Ce n'était pas seulement un spectacle de marionnettes. C'était un acte de reconstitution — la reconstruction d'une salle de classe capable d'accueillir à la fois le chagrin, la créativité et la résistance.
Le spectacle de marionnettes a marqué un tournant, mais ce n'était pas une fin en soi. Pour Christianna et Jeremy, il est devenu le fondement de nouvelles façons d'enseigner, d'organiser et d'imaginer le changement.
Après son stage, Christianna a contribué au lancement d'un nouveau programme de bourses pour les jeunes par l'intermédiaire du SEAT, en encadrant des étudiants organisateurs de tout le Texas.
Elle a mis en pratique ce qu'elle avait appris grâce à NDAUWU : le militantisme ne se résume pas à des preuves ou à l'indignation, mais consiste aussi à créer des espaces où les jeunes peuvent réfléchir ensemble à l'avenir qu'ils souhaitent. Ses ateliers ont estompé les frontières entre la recherche et la narration, entre l'éducation politique et la pratique créative.

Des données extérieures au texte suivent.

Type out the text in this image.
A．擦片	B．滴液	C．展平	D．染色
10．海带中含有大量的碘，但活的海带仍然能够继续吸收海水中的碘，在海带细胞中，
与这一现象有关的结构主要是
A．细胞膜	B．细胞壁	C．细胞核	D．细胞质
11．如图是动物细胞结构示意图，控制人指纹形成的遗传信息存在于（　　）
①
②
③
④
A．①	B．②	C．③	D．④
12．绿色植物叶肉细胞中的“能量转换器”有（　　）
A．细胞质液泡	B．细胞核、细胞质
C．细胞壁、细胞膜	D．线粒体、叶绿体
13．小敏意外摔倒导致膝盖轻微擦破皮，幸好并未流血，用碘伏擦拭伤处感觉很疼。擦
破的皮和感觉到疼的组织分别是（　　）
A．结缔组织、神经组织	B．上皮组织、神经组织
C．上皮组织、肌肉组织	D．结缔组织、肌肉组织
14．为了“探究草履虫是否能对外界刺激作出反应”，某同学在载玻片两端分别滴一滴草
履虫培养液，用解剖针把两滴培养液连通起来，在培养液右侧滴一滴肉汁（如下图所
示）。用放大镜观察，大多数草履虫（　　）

Elle était devenue, à sa manière, une enseignante.

Jeremy, quant à lui, retourna dans sa classe avec une nouvelle perception des possibilités offertes par l'art en tant que moyen de résistance.
Il est désormais inspiré pour intégrer le théâtre et la poésie dans ses cours, aidant ainsi les élèves à trouver les mots pour exprimer le malaise qu'ils ressentent à vivre sous surveillance constante.
Le travail était discret, parfois invisible, mais tout aussi transformateur : un rappel que la libération peut commencer par le plus petit acte d'imagination.
Et leur travail s'est poursuivi, même plusieurs mois après la fin officielle du programme de bourses. Par exemple, dans le cadre de son nouveau programme de bourses, Christianna a animé un atelier virtuel sur la surveillance des jeunes. Au cours de sa présentation, un étudiant l'a interrogée avec un scepticisme croissant sur sa description de la technologie de détection des cigarettes électroniques et sur une loi récente qui exige que tout étudiant surpris en train de vapoter soit automatiquement placé dans un programme éducatif disciplinaire alternatif (DAEP). Christianna a répondu patiemment, mettant l'accent sur la prévention et la prise en charge plutôt que sur la punition.
Lorsque la mère de l'élève est apparue à l'écran, on a compris pourquoi l'échange était devenu tendu : cette femme avait été l'une des principales promotrices de la loi anti-vapotage zéro tolérance de l'État.
Christianna a campé sur ses positions, insistant sur le fait que nous devions élargir nos solutions imaginées au-delà de la punition. Ce que la législatrice et sa fille n'avaient pas réalisé, c'est qu'elles étaient entrées dans la classe de Christianna, un espace construit au fil d'années de lutte collective et de réinvention.
La bourse avait commencé comme une expérience dans le domaine de la justice numérique, mais s'était terminée comme une leçon de pédagogie : comment enseigner, apprendre et s'organiser face au contrôle.
Le travail de Jeremy et Christianna nous rappelle que la salle de classe n'est pas un lieu, mais une pratique, qui peut voyager partout où l'attention et l'imagination se rencontrent.